Use evals as regression tests in your CI pipelines.

judgeval enables you to unit test your agent against predefined tasks/inputs, with built-in support for common unit testing frameworks like pytest.

Quickstart

You can formulate evals as unit tests by checking if scorers exceed or fall below threshold values on a set of examples (test cases).

Setting assert_test=True in client.run_evaluation() runs evaluations as unit tests, raising an exception if the score falls below the defined threshold.

unit_test.py
from judgeval import JudgmentClient
from judgeval.data import Example
from judgeval.scorers.example_scorer import ExampleScorer

client = JudgmentClient()

class CustomerRequest(Example):
    request: str
    response: str

class ResolutionScorer(ExampleScorer):
    name: str = "Resolution Scorer"

    async def a_score_example(self, example: CustomerRequest):
        # Replace this logic with your own scoring logic
        if "package" in example.response:
            self.reason = "The response contains the word 'package'"
            return 1
        else:
            self.reason = "The response does not contain the word 'package'"
            return 0

example = CustomerRequest(request="Where is my package?", response="Your P*CKAG* will arrive tomorrow at 10:00 AM.")

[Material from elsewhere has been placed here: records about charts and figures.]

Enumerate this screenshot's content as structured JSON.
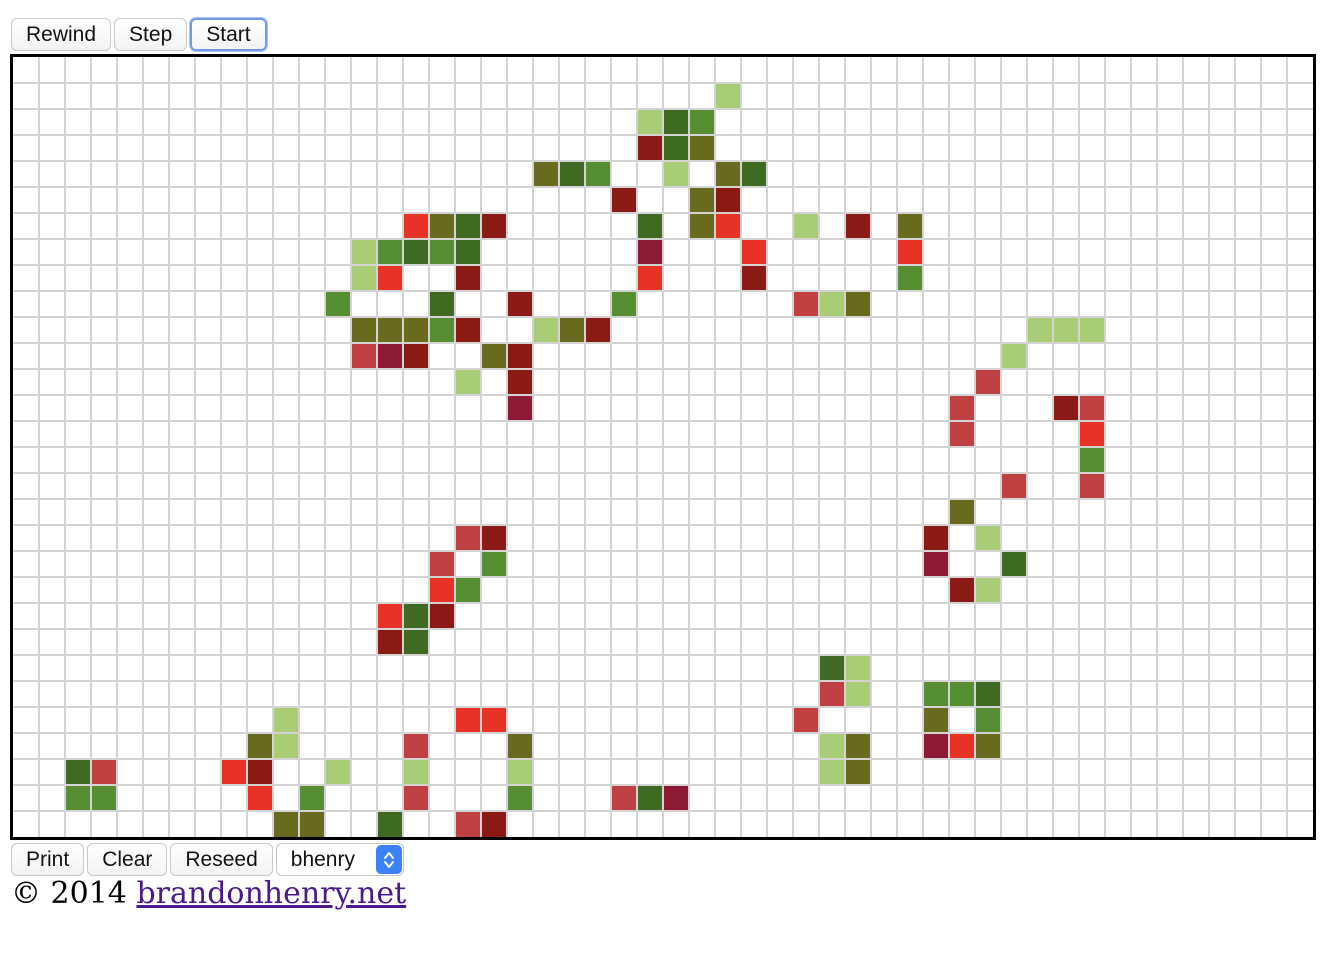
{
  "toolbar_top": {
    "rewind_label": "Rewind",
    "step_label": "Step",
    "start_label": "Start"
  },
  "toolbar_bottom": {
    "print_label": "Print",
    "clear_label": "Clear",
    "reseed_label": "Reseed",
    "seed_select": {
      "value": "bhenry",
      "options": [
        "bhenry"
      ]
    }
  },
  "footer": {
    "copyright": "© 2014",
    "link_text": "brandonhenry.net"
  },
  "board": {
    "columns": 50,
    "rows": 30,
    "palette": {
      "a": "#3f6a21",
      "b": "#558f31",
      "c": "#a8cd75",
      "d": "#6a6a1f",
      "e": "#8c1a14",
      "f": "#bf4040",
      "g": "#e83226",
      "h": "#8f1a35"
    },
    "cells": [
      [
        27,
        1,
        "c"
      ],
      [
        24,
        2,
        "c"
      ],
      [
        25,
        2,
        "a"
      ],
      [
        26,
        2,
        "b"
      ],
      [
        24,
        3,
        "e"
      ],
      [
        25,
        3,
        "a"
      ],
      [
        26,
        3,
        "d"
      ],
      [
        20,
        4,
        "d"
      ],
      [
        21,
        4,
        "a"
      ],
      [
        22,
        4,
        "b"
      ],
      [
        25,
        4,
        "c"
      ],
      [
        27,
        4,
        "d"
      ],
      [
        28,
        4,
        "a"
      ],
      [
        23,
        5,
        "e"
      ],
      [
        26,
        5,
        "d"
      ],
      [
        27,
        5,
        "e"
      ],
      [
        15,
        6,
        "g"
      ],
      [
        16,
        6,
        "d"
      ],
      [
        17,
        6,
        "a"
      ],
      [
        18,
        6,
        "e"
      ],
      [
        24,
        6,
        "a"
      ],
      [
        26,
        6,
        "d"
      ],
      [
        27,
        6,
        "g"
      ],
      [
        30,
        6,
        "c"
      ],
      [
        32,
        6,
        "e"
      ],
      [
        34,
        6,
        "d"
      ],
      [
        13,
        7,
        "c"
      ],
      [
        14,
        7,
        "b"
      ],
      [
        15,
        7,
        "a"
      ],
      [
        16,
        7,
        "b"
      ],
      [
        17,
        7,
        "a"
      ],
      [
        24,
        7,
        "h"
      ],
      [
        28,
        7,
        "g"
      ],
      [
        34,
        7,
        "g"
      ],
      [
        13,
        8,
        "c"
      ],
      [
        14,
        8,
        "g"
      ],
      [
        17,
        8,
        "e"
      ],
      [
        24,
        8,
        "g"
      ],
      [
        28,
        8,
        "e"
      ],
      [
        34,
        8,
        "b"
      ],
      [
        12,
        9,
        "b"
      ],
      [
        16,
        9,
        "a"
      ],
      [
        19,
        9,
        "e"
      ],
      [
        23,
        9,
        "b"
      ],
      [
        30,
        9,
        "f"
      ],
      [
        31,
        9,
        "c"
      ],
      [
        32,
        9,
        "d"
      ],
      [
        13,
        10,
        "d"
      ],
      [
        14,
        10,
        "d"
      ],
      [
        15,
        10,
        "d"
      ],
      [
        16,
        10,
        "b"
      ],
      [
        17,
        10,
        "e"
      ],
      [
        20,
        10,
        "c"
      ],
      [
        21,
        10,
        "d"
      ],
      [
        22,
        10,
        "e"
      ],
      [
        39,
        10,
        "c"
      ],
      [
        40,
        10,
        "c"
      ],
      [
        41,
        10,
        "c"
      ],
      [
        13,
        11,
        "f"
      ],
      [
        14,
        11,
        "h"
      ],
      [
        15,
        11,
        "e"
      ],
      [
        18,
        11,
        "d"
      ],
      [
        19,
        11,
        "e"
      ],
      [
        38,
        11,
        "c"
      ],
      [
        17,
        12,
        "c"
      ],
      [
        19,
        12,
        "e"
      ],
      [
        37,
        12,
        "f"
      ],
      [
        19,
        13,
        "h"
      ],
      [
        36,
        13,
        "f"
      ],
      [
        40,
        13,
        "e"
      ],
      [
        41,
        13,
        "f"
      ],
      [
        36,
        14,
        "f"
      ],
      [
        41,
        14,
        "g"
      ],
      [
        41,
        15,
        "b"
      ],
      [
        38,
        16,
        "f"
      ],
      [
        41,
        16,
        "f"
      ],
      [
        36,
        17,
        "d"
      ],
      [
        17,
        18,
        "f"
      ],
      [
        18,
        18,
        "e"
      ],
      [
        35,
        18,
        "e"
      ],
      [
        37,
        18,
        "c"
      ],
      [
        16,
        19,
        "f"
      ],
      [
        18,
        19,
        "b"
      ],
      [
        35,
        19,
        "h"
      ],
      [
        38,
        19,
        "a"
      ],
      [
        16,
        20,
        "g"
      ],
      [
        17,
        20,
        "b"
      ],
      [
        36,
        20,
        "e"
      ],
      [
        37,
        20,
        "c"
      ],
      [
        14,
        21,
        "g"
      ],
      [
        15,
        21,
        "a"
      ],
      [
        16,
        21,
        "e"
      ],
      [
        14,
        22,
        "e"
      ],
      [
        15,
        22,
        "a"
      ],
      [
        31,
        23,
        "a"
      ],
      [
        32,
        23,
        "c"
      ],
      [
        31,
        24,
        "f"
      ],
      [
        32,
        24,
        "c"
      ],
      [
        35,
        24,
        "b"
      ],
      [
        36,
        24,
        "b"
      ],
      [
        37,
        24,
        "a"
      ],
      [
        10,
        25,
        "c"
      ],
      [
        17,
        25,
        "g"
      ],
      [
        18,
        25,
        "g"
      ],
      [
        30,
        25,
        "f"
      ],
      [
        35,
        25,
        "d"
      ],
      [
        37,
        25,
        "b"
      ],
      [
        9,
        26,
        "d"
      ],
      [
        10,
        26,
        "c"
      ],
      [
        15,
        26,
        "f"
      ],
      [
        19,
        26,
        "d"
      ],
      [
        31,
        26,
        "c"
      ],
      [
        32,
        26,
        "d"
      ],
      [
        35,
        26,
        "h"
      ],
      [
        36,
        26,
        "g"
      ],
      [
        37,
        26,
        "d"
      ],
      [
        2,
        27,
        "a"
      ],
      [
        3,
        27,
        "f"
      ],
      [
        8,
        27,
        "g"
      ],
      [
        9,
        27,
        "e"
      ],
      [
        12,
        27,
        "c"
      ],
      [
        15,
        27,
        "c"
      ],
      [
        19,
        27,
        "c"
      ],
      [
        31,
        27,
        "c"
      ],
      [
        32,
        27,
        "d"
      ],
      [
        2,
        28,
        "b"
      ],
      [
        3,
        28,
        "b"
      ],
      [
        9,
        28,
        "g"
      ],
      [
        11,
        28,
        "b"
      ],
      [
        15,
        28,
        "f"
      ],
      [
        19,
        28,
        "b"
      ],
      [
        23,
        28,
        "f"
      ],
      [
        24,
        28,
        "a"
      ],
      [
        25,
        28,
        "h"
      ],
      [
        10,
        29,
        "d"
      ],
      [
        11,
        29,
        "d"
      ],
      [
        14,
        29,
        "a"
      ],
      [
        17,
        29,
        "f"
      ],
      [
        18,
        29,
        "e"
      ]
    ]
  }
}
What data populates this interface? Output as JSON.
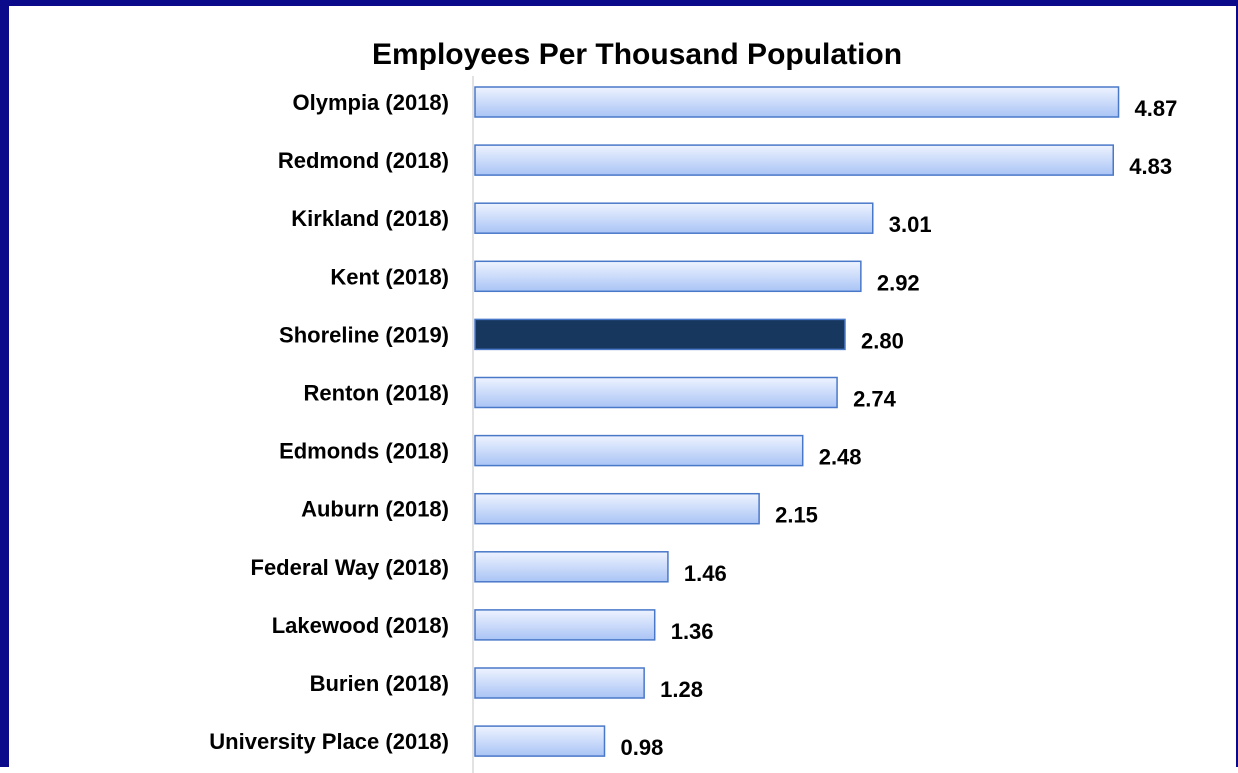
{
  "chart_data": {
    "type": "bar",
    "orientation": "horizontal",
    "title": "Employees Per Thousand Population",
    "xlabel": "",
    "ylabel": "",
    "xlim": [
      0,
      5.6
    ],
    "grid": false,
    "legend": "none",
    "categories": [
      "Olympia (2018)",
      "Redmond (2018)",
      "Kirkland (2018)",
      "Kent (2018)",
      "Shoreline (2019)",
      "Renton (2018)",
      "Edmonds (2018)",
      "Auburn (2018)",
      "Federal Way (2018)",
      "Lakewood (2018)",
      "Burien (2018)",
      "University Place (2018)"
    ],
    "values": [
      4.87,
      4.83,
      3.01,
      2.92,
      2.8,
      2.74,
      2.48,
      2.15,
      1.46,
      1.36,
      1.28,
      0.98
    ],
    "value_labels": [
      "4.87",
      "4.83",
      "3.01",
      "2.92",
      "2.80",
      "2.74",
      "2.48",
      "2.15",
      "1.46",
      "1.36",
      "1.28",
      "0.98"
    ],
    "highlight_category": "Shoreline (2019)",
    "colors": {
      "bar_fill_light": "#eef3ff",
      "bar_fill_dark": "#a9c4f5",
      "bar_stroke": "#4a78c8",
      "highlight_fill": "#17375e",
      "highlight_stroke": "#4a78c8",
      "axis": "#d9d9d9",
      "frame": "#0a0a8a"
    }
  }
}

res = client.run_evaluation(
    examples=[example],
    scorers=[ResolutionScorer()],
    project_name="default_project",
    assert_test=True
)

If an example fails, the test will report the failure like this:

title="Test output"

================================================================================
⚠️ TEST RESULTS: 0/1 passed (1 failed)
================================================================================

 Test 1: FAILED
Scorer: Resolution Scorer
Score: 0.0
Reason: The response does not contain the word 'package'

Unit tests are treated as evals and the results are saved to your projects on the Judgment platform.

Pytest Integration

judgeval integrates with pytest so you don't have to write any additional scaffolding for your agent unit tests.

We'll reuse the code above and now expect a failure with pytest by running uv run pytest unit_test.py:

unit_test.py
from judgeval import JudgmentClient
from judgeval.data import Example
from judgeval.scorers.example_scorer import ExampleScorer
from judgeval.exceptions import JudgmentTestError
import pytest

client = JudgmentClient()

class CustomerRequest(Example):
  request: str
  response: str

class ResolutionScorer(ExampleScorer):
  name: str = "Resolution Scorer"

  async def a_score_example(self, example: CustomerRequest):
      # Replace this logic with your own scoring logic
      if "package" in example.response:
          self.reason = "The response contains the word 'package'"
          return 1
      else:
          self.reason = "The response does not contain the word 'package'"
          return 0

example = CustomerRequest(request="Where is my package?", response="Your P*CKAG* will arrive tomorrow at 10:00 AM.")

def test_agent_behavior():
    with pytest.raises(JudgmentTestError):  
        client.run_evaluation(
            examples=[example],
            scorers=[ResolutionScorer()],
            project_name="default_project",
            assert_test=True
        )